Sortie le 24 octobre 2012. Durée : 2h07min

Par Alexandre Mathis, le 29-10-2012
Cinéma et Séries

Haneke n’a d’yeux que pour son sadisme infernal. Il refuse de chercher la lucarne de lumière qui pourrait parcourir ses films. Avec Amour, Palme d’or 2012, il a beau raconter une vraie histoire d’amour, sa nature le rattrape. Pourtant, il est un élément qui oxygène son récit, et pas les moindres : Emmanuelle Riva alias Anne. C’est elle que l’on découvre dès le début à l’état de cadavre momifié. La suite retrace le douloureux parcours vers la mort au côté de son mari George (Jean-Louis Trintignant). Mais Riva, princesse punk du cinéma français, fait tout pour renouer avec sa nature de jeune fille. Le temps peut bien la concasser avec la maladie, les rides peuvent bien voiler la figure de femme fantasmatique de l’époque de Hiroshima mon amour, son jeunisme reste intact. Dans le plus bel instant du film, elle tourne les pages de son album de familles. Les épidermes lisses refont surfaces, Trintignant retrouve sa vigueur d’antan, tout cela sans jamais tomber dans la facilité. Plus étourdissant encore cette scène où son ancien élève de piano (Alexandre Tharaud) passé maitre vient leur rendre une visite surprise, il la remercie de son aide, de son soutien. Alors, elle rougit, comme une jouvencelle à qui ont viendrait déclarer sa flamme.

Ce jeunisme, il se retrouve jusque dans son phrasé, limpide et sensuel. Ce couple, dont on devine le lien très fort, ne s’enlace que par nécessité d’aider la malade à se déplacer. Le geste est fort, sensible et la pudeur est dans un premier temps de mise. Mais la maladie rattrape cette beauté, la situation se délite. Au bout d’une heure, Haneke nous ressert son traditionnel dolorisme. Rien ne nous est épargné, de la souffrance visible de Riva au désarroi noble de Trintignant. Le double palmé en or prend sciemment plaisir à faire souffrir le spectateur. Il l’attache au quotidien glauque. La lumière de Darius Khondji offre vainement quelques espaces de blancheur.

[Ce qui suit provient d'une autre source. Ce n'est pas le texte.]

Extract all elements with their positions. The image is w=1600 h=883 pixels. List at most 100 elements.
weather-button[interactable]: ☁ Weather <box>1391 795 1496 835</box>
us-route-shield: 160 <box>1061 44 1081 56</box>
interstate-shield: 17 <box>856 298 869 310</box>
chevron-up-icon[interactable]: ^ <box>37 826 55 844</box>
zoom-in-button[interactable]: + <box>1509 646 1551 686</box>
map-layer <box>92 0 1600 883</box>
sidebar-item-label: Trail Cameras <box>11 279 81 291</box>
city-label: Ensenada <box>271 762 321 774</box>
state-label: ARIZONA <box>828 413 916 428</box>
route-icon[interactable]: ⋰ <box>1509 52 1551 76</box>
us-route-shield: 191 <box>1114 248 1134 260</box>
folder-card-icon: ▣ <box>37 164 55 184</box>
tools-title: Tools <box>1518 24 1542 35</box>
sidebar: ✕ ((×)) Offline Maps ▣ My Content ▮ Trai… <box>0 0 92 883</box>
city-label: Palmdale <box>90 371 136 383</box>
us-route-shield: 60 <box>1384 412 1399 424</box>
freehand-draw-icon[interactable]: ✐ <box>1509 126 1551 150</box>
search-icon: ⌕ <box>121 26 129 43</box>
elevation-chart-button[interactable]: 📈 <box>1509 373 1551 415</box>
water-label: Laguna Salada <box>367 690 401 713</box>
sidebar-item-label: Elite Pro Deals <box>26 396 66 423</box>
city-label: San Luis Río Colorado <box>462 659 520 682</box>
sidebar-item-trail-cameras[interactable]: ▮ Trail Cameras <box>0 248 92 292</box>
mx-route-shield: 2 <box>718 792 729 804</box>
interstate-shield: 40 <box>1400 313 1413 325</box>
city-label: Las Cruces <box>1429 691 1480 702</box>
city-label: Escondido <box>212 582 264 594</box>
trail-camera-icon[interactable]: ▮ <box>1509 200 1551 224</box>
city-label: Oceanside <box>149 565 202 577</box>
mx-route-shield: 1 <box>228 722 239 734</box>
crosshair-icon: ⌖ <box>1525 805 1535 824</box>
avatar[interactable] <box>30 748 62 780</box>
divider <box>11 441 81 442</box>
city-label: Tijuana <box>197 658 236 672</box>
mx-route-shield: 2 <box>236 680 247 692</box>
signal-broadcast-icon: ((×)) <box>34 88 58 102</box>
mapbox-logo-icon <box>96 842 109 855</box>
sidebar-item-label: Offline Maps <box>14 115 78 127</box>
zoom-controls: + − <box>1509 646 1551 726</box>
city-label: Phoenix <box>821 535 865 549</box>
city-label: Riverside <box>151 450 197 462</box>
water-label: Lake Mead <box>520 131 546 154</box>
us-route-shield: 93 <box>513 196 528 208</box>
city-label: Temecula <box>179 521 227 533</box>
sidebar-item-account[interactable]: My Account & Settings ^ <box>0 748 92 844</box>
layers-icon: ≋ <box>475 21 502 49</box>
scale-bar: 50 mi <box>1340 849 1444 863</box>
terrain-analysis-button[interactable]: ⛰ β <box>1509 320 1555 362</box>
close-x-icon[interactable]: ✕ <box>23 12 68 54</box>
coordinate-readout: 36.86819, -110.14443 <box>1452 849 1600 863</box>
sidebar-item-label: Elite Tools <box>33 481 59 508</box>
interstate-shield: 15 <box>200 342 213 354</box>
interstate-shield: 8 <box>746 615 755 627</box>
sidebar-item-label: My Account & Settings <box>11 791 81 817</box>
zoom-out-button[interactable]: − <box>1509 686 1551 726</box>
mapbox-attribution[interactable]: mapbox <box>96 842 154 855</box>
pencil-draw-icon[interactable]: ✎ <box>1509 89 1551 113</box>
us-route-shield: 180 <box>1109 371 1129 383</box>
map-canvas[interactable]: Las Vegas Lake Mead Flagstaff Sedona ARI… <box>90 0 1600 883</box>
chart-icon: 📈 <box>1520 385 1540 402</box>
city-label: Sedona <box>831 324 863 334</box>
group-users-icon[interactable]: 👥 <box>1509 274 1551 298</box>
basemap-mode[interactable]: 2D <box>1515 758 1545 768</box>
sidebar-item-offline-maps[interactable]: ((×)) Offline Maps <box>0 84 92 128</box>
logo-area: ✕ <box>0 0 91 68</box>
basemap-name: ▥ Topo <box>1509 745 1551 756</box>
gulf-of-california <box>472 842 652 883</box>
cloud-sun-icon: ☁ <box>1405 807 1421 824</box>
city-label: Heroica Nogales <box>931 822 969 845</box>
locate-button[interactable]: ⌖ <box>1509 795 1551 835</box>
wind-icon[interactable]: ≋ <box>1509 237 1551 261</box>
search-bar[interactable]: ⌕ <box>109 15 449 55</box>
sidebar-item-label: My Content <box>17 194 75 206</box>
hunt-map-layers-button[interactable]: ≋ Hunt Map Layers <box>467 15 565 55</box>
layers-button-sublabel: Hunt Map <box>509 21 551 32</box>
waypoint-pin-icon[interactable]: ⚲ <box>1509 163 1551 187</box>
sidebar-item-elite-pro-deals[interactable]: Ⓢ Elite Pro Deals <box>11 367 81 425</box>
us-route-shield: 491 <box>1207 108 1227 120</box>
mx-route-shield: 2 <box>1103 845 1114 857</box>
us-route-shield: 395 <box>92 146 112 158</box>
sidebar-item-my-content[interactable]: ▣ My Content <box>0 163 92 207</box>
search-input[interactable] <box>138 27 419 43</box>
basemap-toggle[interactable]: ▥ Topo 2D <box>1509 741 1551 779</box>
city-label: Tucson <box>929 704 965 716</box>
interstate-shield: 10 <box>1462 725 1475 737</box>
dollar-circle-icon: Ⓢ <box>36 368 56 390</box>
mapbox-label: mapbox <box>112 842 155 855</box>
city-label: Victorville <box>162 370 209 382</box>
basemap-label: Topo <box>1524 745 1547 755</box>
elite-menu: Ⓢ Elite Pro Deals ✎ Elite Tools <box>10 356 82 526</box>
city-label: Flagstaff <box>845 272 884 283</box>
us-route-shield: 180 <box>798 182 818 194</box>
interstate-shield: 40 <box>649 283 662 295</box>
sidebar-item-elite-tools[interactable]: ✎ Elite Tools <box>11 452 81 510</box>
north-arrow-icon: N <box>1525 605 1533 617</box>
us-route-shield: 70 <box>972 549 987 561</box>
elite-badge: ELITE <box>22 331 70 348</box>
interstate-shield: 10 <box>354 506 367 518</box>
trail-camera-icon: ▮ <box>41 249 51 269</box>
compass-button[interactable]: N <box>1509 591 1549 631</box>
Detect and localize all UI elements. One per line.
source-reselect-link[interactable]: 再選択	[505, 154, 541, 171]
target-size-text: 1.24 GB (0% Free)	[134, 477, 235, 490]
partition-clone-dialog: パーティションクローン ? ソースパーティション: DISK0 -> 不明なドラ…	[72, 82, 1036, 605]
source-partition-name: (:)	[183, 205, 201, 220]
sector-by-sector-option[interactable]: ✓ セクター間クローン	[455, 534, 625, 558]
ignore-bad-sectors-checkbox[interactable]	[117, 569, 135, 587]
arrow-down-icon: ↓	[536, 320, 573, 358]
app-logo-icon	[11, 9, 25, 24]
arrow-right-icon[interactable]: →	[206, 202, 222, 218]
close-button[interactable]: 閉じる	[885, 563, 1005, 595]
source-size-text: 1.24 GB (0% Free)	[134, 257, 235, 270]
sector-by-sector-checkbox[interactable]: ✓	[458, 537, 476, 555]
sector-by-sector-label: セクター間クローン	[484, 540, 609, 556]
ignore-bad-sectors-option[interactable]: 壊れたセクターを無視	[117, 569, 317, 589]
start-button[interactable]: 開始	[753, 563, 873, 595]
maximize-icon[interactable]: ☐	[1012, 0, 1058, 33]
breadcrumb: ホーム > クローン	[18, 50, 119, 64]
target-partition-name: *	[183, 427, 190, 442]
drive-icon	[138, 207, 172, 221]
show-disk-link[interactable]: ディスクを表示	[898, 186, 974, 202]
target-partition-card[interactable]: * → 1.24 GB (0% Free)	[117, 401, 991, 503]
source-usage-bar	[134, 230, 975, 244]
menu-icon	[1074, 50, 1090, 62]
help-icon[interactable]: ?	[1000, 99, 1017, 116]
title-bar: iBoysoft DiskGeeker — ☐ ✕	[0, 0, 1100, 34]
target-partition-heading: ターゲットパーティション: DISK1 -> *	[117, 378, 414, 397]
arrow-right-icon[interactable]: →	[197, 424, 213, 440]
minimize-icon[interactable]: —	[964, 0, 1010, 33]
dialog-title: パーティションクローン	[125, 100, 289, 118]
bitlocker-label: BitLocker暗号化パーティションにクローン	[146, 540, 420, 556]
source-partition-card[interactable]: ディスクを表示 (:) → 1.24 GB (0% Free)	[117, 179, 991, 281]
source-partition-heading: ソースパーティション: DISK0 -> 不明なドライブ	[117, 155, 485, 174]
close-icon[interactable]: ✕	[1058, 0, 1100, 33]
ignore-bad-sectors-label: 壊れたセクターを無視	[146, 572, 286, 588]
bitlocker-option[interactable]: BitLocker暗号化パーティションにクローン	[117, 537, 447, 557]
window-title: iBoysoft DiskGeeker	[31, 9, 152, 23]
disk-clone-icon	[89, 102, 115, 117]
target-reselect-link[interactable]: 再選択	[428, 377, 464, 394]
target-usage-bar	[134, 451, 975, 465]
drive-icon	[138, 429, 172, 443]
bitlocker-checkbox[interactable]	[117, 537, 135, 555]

Le reste est régi par le marron spleenétique de l’appartement où quelques toiles rehaussent les couleurs. N’aurait-on pas pu quitter cet appartement malgré un contrat qui semble clair ; hormis la scène d’exposition dans un théâtre, tout le reste se passe dans ce lieu, comme attaché à la dégradation de la situation. La recherche de ce réalisme froid n’est-il pas un peu court comme geste de cinéaste ? On est en droit d’attendre plus que ce petit jeu désormais connu chez l’autrichien où les portes et les murs façonnent un jeu de hors-champ.

Dans Amour, il n’y a pas d’échappatoire, ni en religion, ni en rêverie (si l’on excepte un cauchemar bien superflu). Haneke assène sa méthodologie en faisant (re)vivre l’un des moments les pires qu’il soit dans la vie d’un humain : voir un proche s’en aller. Riva dit bien à Trintignant : « tu es un monstre parfois », celui qui martyrise, celui qui protège en théorie. George cache l’évolution de la situation à sa fille, intériorise beaucoup de peine, et, c’est à saluer, pas une larme n’est déversée par le couple. Le renfermement mortifère amène une frontalité un peu dérangeante. Il n’y a rien à dénoncer, rien à prouver dans ce film. Alors encore une fois, pourquoi une telle volonté de faire souffrir son public ? Aussi sincère soit le film, il nous est impossible de ne pas voir dans la démarche d’Haneke un sourire sadique irritant. On a compris qu’il était fort pour cela, que la lumière soit, que le pigeon s’envole et qu’il arrête de nous torturer.